Login

Das ist ein Artikel vom Top-Thema:

Kommentar

Pflanzenschutz nur gegen Ausgleich? Biodiv-Auflagen haben’s in sich!

Karl Bockholt
am Mittwoch, 10.04.2019 - 10:06

Die Biodiversitätsauflagen für mehr Artenvielfalt entpuppen sich bei der Zulassung von Pflanzenschutzmitteln als k.-o.-Kriterium. Das darf nicht wahr sein. Ein Kommentar von agrarheute-Pflanzenbauredakteur Karl Bockholt.

Pflanzenschutz nur noch gegen einen Ausgleich an Flächen für Artenvielfalt? - Das geht gar nicht, denken Sie? In Berlin tobt genau darum ein heftiger Machtkampf – mal offen, mal hinter den Kulissen. In dem Poker geht es im Kern darum, wie das Procedere bei der Zulassung von Pflanzenschutzmitteln künftig abläuft. Und welche Behörde mehr zu sagen hat. Die Tragweite ist bei vielen Ackerbauern noch nicht richtig angekommen.

Der Plan trifft Ackerbauern ins Mark

Zwei an der Zulassung beteiligte Ämter sind sich uneins. Das Umweltbundesamt (UBA) schlägt mit den Biodiv-Auflagen bereits Pflöcke ein. Da ist das Einvernehmen mit dem Bundesamt für Verbraucherschutz und Lebensmittelsicherheit (BVL) schwer.

Bei den vorgesehenen Auflagen für mehr Biodiversität.hört die Zusammenarbeit auf. Die Vorschriften fordern zehn Prozent der Anbaufläche für Artenvielfalt. Mindestens. Pflicht sind dann weitere Brachen, Blüh- oder Pufferstreifen.

Das hört sich in der politischen Öffentlichkeit erstmal gut an. Niemand ist gegen Biodiversität und Artenvielfalt, auch Ackerbauern nicht. Der Plan trifft die Bauern aber ins Mark.
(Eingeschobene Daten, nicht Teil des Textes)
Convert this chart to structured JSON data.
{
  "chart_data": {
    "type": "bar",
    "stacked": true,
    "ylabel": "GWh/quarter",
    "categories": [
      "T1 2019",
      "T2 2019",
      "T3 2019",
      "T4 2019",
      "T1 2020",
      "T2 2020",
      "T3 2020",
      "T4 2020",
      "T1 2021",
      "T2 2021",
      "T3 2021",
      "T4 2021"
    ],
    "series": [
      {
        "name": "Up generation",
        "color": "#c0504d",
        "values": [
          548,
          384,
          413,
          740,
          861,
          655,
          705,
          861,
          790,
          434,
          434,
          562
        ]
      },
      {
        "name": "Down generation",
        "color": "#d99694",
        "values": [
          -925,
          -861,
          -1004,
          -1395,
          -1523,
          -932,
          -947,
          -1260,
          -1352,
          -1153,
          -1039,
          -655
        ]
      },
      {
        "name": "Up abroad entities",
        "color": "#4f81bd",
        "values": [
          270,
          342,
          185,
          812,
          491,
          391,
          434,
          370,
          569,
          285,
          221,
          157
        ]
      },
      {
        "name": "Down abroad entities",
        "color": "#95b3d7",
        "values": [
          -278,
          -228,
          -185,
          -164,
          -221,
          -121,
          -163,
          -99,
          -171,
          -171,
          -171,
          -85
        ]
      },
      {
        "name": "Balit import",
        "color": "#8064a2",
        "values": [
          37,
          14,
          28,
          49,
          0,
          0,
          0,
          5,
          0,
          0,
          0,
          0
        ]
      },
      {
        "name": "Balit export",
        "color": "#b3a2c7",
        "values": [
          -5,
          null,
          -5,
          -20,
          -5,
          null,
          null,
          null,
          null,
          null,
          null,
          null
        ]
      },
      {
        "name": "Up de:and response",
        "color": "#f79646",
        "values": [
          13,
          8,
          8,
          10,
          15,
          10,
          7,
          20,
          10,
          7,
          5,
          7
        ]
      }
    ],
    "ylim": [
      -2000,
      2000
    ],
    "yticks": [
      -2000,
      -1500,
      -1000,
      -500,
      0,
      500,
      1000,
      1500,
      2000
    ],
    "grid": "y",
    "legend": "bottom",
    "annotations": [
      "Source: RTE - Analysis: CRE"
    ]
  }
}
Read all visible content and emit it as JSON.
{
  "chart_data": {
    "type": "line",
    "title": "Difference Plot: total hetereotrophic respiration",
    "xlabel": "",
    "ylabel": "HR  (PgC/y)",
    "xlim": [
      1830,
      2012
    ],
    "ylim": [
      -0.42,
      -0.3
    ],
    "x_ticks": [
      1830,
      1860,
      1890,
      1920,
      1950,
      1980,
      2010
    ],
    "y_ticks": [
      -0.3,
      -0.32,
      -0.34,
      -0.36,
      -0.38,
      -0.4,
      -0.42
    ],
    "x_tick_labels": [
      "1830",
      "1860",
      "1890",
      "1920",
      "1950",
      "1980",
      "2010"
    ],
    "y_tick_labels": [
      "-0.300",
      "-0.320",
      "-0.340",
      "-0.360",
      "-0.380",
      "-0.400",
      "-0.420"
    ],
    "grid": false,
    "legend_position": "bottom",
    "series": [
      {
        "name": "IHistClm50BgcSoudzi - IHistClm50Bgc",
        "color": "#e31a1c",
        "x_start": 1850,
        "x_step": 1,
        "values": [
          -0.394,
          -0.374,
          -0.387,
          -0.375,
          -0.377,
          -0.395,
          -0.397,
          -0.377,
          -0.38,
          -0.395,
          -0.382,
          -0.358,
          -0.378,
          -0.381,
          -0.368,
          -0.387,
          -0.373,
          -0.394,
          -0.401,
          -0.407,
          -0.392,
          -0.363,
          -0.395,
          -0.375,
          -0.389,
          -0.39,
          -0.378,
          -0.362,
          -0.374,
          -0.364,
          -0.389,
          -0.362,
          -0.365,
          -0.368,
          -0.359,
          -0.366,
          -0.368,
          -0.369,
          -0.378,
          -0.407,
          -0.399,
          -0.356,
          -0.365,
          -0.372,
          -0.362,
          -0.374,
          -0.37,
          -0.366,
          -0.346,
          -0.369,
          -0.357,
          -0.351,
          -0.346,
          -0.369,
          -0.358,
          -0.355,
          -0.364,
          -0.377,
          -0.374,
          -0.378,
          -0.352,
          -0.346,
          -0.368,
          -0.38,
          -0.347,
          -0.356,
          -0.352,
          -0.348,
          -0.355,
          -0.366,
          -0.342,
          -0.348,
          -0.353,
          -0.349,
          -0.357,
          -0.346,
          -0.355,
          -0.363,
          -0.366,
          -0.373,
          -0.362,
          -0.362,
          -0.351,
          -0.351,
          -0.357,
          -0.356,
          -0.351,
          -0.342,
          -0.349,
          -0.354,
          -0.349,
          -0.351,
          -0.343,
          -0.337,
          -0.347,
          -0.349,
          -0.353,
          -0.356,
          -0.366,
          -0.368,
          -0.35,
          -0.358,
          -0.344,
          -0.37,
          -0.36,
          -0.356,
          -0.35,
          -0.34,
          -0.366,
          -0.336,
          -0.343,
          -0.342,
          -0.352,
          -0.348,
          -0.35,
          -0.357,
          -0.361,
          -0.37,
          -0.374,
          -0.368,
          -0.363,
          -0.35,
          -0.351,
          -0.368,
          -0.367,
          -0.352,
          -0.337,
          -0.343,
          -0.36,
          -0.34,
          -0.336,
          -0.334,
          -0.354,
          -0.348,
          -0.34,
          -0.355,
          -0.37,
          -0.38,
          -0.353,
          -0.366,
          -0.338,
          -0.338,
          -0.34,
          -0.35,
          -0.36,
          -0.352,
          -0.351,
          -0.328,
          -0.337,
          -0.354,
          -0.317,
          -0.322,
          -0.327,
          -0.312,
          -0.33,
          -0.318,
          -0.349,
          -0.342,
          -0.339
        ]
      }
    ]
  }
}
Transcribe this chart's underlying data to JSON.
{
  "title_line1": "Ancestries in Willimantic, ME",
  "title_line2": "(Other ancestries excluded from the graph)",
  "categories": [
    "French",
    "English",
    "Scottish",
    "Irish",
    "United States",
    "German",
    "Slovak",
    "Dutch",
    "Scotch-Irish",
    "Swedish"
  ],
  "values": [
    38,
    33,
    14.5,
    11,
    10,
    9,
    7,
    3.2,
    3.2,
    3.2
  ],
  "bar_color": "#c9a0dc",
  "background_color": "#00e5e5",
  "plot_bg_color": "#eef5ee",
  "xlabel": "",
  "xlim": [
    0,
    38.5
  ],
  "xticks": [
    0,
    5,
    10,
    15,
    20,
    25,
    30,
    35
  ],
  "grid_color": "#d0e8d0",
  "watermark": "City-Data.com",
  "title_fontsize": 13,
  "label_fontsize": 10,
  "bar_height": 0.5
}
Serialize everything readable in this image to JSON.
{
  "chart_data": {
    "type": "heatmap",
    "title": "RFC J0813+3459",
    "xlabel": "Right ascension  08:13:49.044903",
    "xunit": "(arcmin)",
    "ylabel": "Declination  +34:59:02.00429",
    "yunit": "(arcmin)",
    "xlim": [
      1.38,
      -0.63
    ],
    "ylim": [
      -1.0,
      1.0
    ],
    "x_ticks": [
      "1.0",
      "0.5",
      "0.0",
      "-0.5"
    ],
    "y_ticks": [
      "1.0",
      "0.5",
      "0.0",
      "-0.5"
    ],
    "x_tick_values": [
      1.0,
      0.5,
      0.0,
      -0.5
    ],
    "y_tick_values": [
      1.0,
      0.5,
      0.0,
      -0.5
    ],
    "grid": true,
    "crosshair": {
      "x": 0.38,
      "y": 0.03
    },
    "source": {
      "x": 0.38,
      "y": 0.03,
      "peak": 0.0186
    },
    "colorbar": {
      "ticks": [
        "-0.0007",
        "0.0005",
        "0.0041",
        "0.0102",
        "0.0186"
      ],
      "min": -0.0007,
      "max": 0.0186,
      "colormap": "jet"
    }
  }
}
De facto ist das eine kalte Enteignung, wenn zehn Prozent der Fläche oder sogar mehr stillliegen müssen, sobald Pflanzenschutzmittel eingesetzt werden.

Die neuen Auflagen sollen nicht nur für Glyphosat gelten

Die neuen Auflagen sollen ab 2020 gelten, und nicht nur für Glyphosat. Das ist in der monatelangen Diskussion um den Wirkstoff völlig untergegangen. Künftig können die neuen Vorschriften alle Produkte treffen, die turnusmäßig wieder neu zugelassen werden müssen.

So werden sie demnächst zum willkürlichen k.-o.-Kriterium vor allem für Herbizide und Insektizide, aber auch für Fungizide – also für sämtliche chemischen Pflanzenschutzmittel.

Zuletzt hatte das BVL die Genehmigung für 18 bisher handelsübliche Präparate notgedrungen bis Ende 2019 befristet. Die vom UBA erteilten neuen Vorschriften zur Biodiversität „werden darin nicht berücksichtigt“, heißt es lapidar. So fehlt für die weitere Zulassung ab 2020 das nötige Einvernehmen. Unzähligen Produkten wird es womöglich bald ebenso ergehen.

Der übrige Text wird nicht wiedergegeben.